08 septembre 2017

Datong et alentours


Version de Sophie

Bonjour tout le monde,

Nos aventures chinoises continuent dans la ville de Datong où nous sommes arrivés via un train couchette. Expérience très sympa, le train couchette, c’était une première pour moi et j’ai beaucoup aimé. Bon, en gros on a dormi en sandwich entre deux chinois (chacun sur sa couchette hein, on était sur la couchette du milieu), mais c’est chouette de s’endormir à un endroit et de se réveiller à un autre, on ne voit pas le trajet passer.


Datong en tant que telle n’est pas une ville exceptionnelle, il n’y a pas grand-chose à y voir, mais c’est le point de départ de sites touristiques réputés. Pour nous, la ville s’est quand même révélée être une grande découverte, puisqu’il s’agissait de notre première ville chinoise après Pékin.

On y trouve de grands et beaux immeubles tout neufs, des immeubles moins beaux et moins neufs et des immeubles complètement glauques et délabrés. Le délabré-moche-glauque côtoie le flambant neuf d’une façon vraiment étonnante pour nous européens. À Bruxelles, la démarcation entre les « beaux quartiers » et le reste est bien plus nette.

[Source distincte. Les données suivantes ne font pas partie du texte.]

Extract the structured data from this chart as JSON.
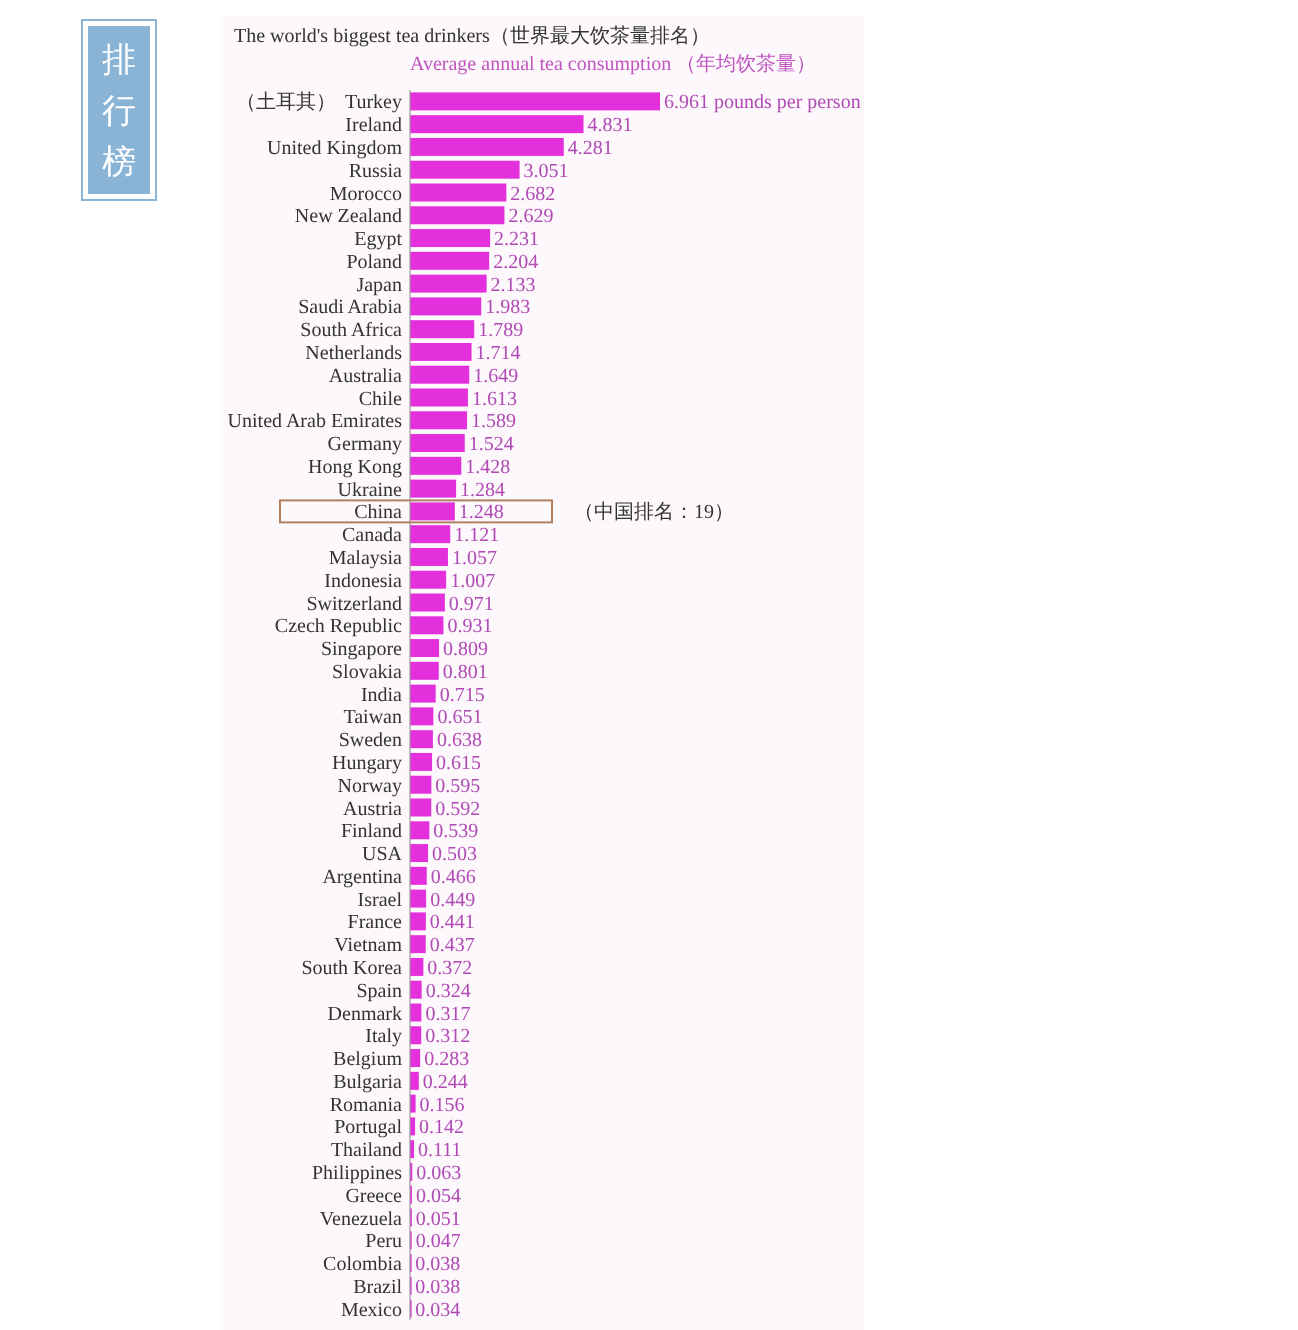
{
  "chart_data": {
    "type": "bar",
    "orientation": "horizontal",
    "title": "The world's biggest tea drinkers（世界最大饮茶量排名）",
    "subtitle": "Average annual tea consumption （年均饮茶量）",
    "color": "#e430dc",
    "categories": [
      "Turkey",
      "Ireland",
      "United Kingdom",
      "Russia",
      "Morocco",
      "New Zealand",
      "Egypt",
      "Poland",
      "Japan",
      "Saudi Arabia",
      "South Africa",
      "Netherlands",
      "Australia",
      "Chile",
      "United Arab Emirates",
      "Germany",
      "Hong Kong",
      "Ukraine",
      "China",
      "Canada",
      "Malaysia",
      "Indonesia",
      "Switzerland",
      "Czech Republic",
      "Singapore",
      "Slovakia",
      "India",
      "Taiwan",
      "Sweden",
      "Hungary",
      "Norway",
      "Austria",
      "Finland",
      "USA",
      "Argentina",
      "Israel",
      "France",
      "Vietnam",
      "South Korea",
      "Spain",
      "Denmark",
      "Italy",
      "Belgium",
      "Bulgaria",
      "Romania",
      "Portugal",
      "Thailand",
      "Philippines",
      "Greece",
      "Venezuela",
      "Peru",
      "Colombia",
      "Brazil",
      "Mexico"
    ],
    "values": [
      6.961,
      4.831,
      4.281,
      3.051,
      2.682,
      2.629,
      2.231,
      2.204,
      2.133,
      1.983,
      1.789,
      1.714,
      1.649,
      1.613,
      1.589,
      1.524,
      1.428,
      1.284,
      1.248,
      1.121,
      1.057,
      1.007,
      0.971,
      0.931,
      0.809,
      0.801,
      0.715,
      0.651,
      0.638,
      0.615,
      0.595,
      0.592,
      0.539,
      0.503,
      0.466,
      0.449,
      0.441,
      0.437,
      0.372,
      0.324,
      0.317,
      0.312,
      0.283,
      0.244,
      0.156,
      0.142,
      0.111,
      0.063,
      0.054,
      0.051,
      0.047,
      0.038,
      0.038,
      0.034
    ],
    "value_labels": [
      "6.961 pounds per person",
      "4.831",
      "4.281",
      "3.051",
      "2.682",
      "2.629",
      "2.231",
      "2.204",
      "2.133",
      "1.983",
      "1.789",
      "1.714",
      "1.649",
      "1.613",
      "1.589",
      "1.524",
      "1.428",
      "1.284",
      "1.248",
      "1.121",
      "1.057",
      "1.007",
      "0.971",
      "0.931",
      "0.809",
      "0.801",
      "0.715",
      "0.651",
      "0.638",
      "0.615",
      "0.595",
      "0.592",
      "0.539",
      "0.503",
      "0.466",
      "0.449",
      "0.441",
      "0.437",
      "0.372",
      "0.324",
      "0.317",
      "0.312",
      "0.283",
      "0.244",
      "0.156",
      "0.142",
      "0.111",
      "0.063",
      "0.054",
      "0.051",
      "0.047",
      "0.038",
      "0.038",
      "0.034"
    ],
    "annotations": [
      "排行榜",
      "（土耳其）",
      "（中国排名：19）"
    ]
  }
}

À Datong, des enseignes en chinois partout (ah bon ? 😉), des vendeurs de fruits et légumes sur le bord de la route, assis sur le rebord de leurs « tricycles électriques ». Je ne sais pas comment décrire ces engins qu’on voit partout en Chine (on n’a pas pensé à prendre de photos), drôle de croisement entre un scooter et un tout petit camion, à trois roues, électriques donc silencieux. Certains sont neufs et aux couleurs originales telles que le rose bonbon, d’autres sont rouillés et délabrés et on se demande comment ils roulent encore.

En Chine, les vendeurs de rue ne crient pas, ce qui ne signifie pas qu’ils sont silencieux : un mégaphone diffuse à leur place leurs cris publicitaires (on ne comprend rien à ce qu’ils racontent, mais on imagine que ça doit vouloir dire quelque chose comme « pas chères mes pommes » ou « délicieux mes raisins ! »).

Lors d’une ballade dans la ville en soirée, on a assisté au spectacle étonnant des chinois en train de brûler des tas de faux billets sur le bord du trottoir. On a appris après qu’il s’agissait d’une tradition bouddhiste destinée à attirer la bonne fortune, et qui n’a lieu qu’à la pleine lune. Bien nous a pris de nous balader de nuit dans Datong justement ce soir-là ! Malheureusement, aucune photo, les scènes étaient étonnantes et touchantes mais pas évidentes à photographier, à cause du contraste entre la nuit noire et le feu, et la peur de déranger une pratique religieuse.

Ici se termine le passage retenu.